In the 2016-2017 season, Oladipo — playing alongside the Most Valuable Player Russell Westbrook — averaged 15.9 points, 4.4 rebounds, 2.6 assists, and 1.2 steals per game, filling in a secondary ball-handler role while flaunting his two-way chops. He was a solid contributor throughout the season, but the weight of the loss of Durant from the roster left the fanbase with lots to be desired.

OKC is also where Victor Oladipo found his touch as a respectable shooter in the league, upping his three-point attempts per game to about five while converting about 36 percent of them — a significant jump from the year prior when he just shot 34 percent from deep.

His increased frequency and accuracy made him a valuable commodity and the best player outside of Westbrook in the 2017 season, as the Thunder finished the year with 47 wins and the sixth spot in the conference.
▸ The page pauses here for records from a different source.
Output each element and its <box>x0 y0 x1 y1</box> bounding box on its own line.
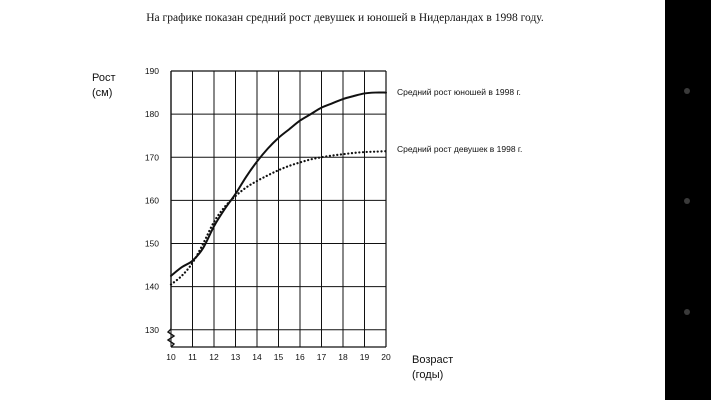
y-axis-title-line2: (см) <box>92 87 112 99</box>
x-tick-label: 20 <box>381 352 391 362</box>
y-tick-label: 190 <box>145 66 159 76</box>
chart-frame <box>166 70 387 348</box>
y-axis-break <box>166 328 176 348</box>
y-tick-label: 180 <box>145 109 159 119</box>
chart-series <box>169 91 388 286</box>
nav-dot-icon[interactable] <box>684 198 690 204</box>
series-line-girls <box>169 150 388 286</box>
nav-dot-icon[interactable] <box>684 88 690 94</box>
chart-grid <box>170 70 387 347</box>
series-line-boys <box>170 91 387 277</box>
x-tick-label: 12 <box>209 352 219 362</box>
y-tick-label: 150 <box>145 239 159 249</box>
x-tick-label: 16 <box>295 352 305 362</box>
x-tick-label: 18 <box>338 352 348 362</box>
y-tick-label: 140 <box>145 282 159 292</box>
y-axis-title-line1: Рост <box>92 72 116 84</box>
height-chart: Рост (см) Возраст (годы) Средний рост юн… <box>92 66 522 381</box>
y-tick-label: 160 <box>145 195 159 205</box>
nav-dot-icon[interactable] <box>684 309 690 315</box>
x-tick-label: 17 <box>317 352 327 362</box>
x-tick-label: 11 <box>188 352 197 362</box>
x-tick-label: 15 <box>274 352 284 362</box>
x-tick-label: 10 <box>166 352 176 362</box>
page-caption: На графике показан средний рост девушек … <box>146 12 544 24</box>
legend-boys: Средний рост юношей в 1998 г. <box>397 87 521 97</box>
x-axis-title-line1: Возраст <box>412 354 453 366</box>
x-tick-label: 13 <box>231 352 241 362</box>
x-axis-title-line2: (годы) <box>412 369 443 381</box>
x-tick-label: 19 <box>360 352 370 362</box>
y-tick-label: 130 <box>145 325 159 335</box>
chart-labels: Рост (см) Возраст (годы) Средний рост юн… <box>92 66 522 381</box>
legend-girls: Средний рост девушек в 1998 г. <box>397 144 522 154</box>
x-tick-label: 14 <box>252 352 262 362</box>
y-tick-label: 170 <box>145 152 159 162</box>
More than his overall numbers, Oladipo was the catalyst of some of the most incredible highlights in that season, including the 2017 Dunk of the Year, which saw him double-clutch a posterizing dunk on the then-Atlanta Hawk Dwight Howard.

He was also the recipient of one of the greatest, if not the greatest assist Russell Westbrook has ever made in his career, threading a one-handed bounce pass in between the legs of a sprinting defender for a fastbreak finish by Oladipo in Toronto.

Looking back, Thunder Victor Oladipo was a prelude to his All-Star self. OKC, despite playing just one season, was home for Oladipo where he honed his craft and upped his value. What’s next for him in the city is anyone’s guess. Surely though, it will be what is best for both sides.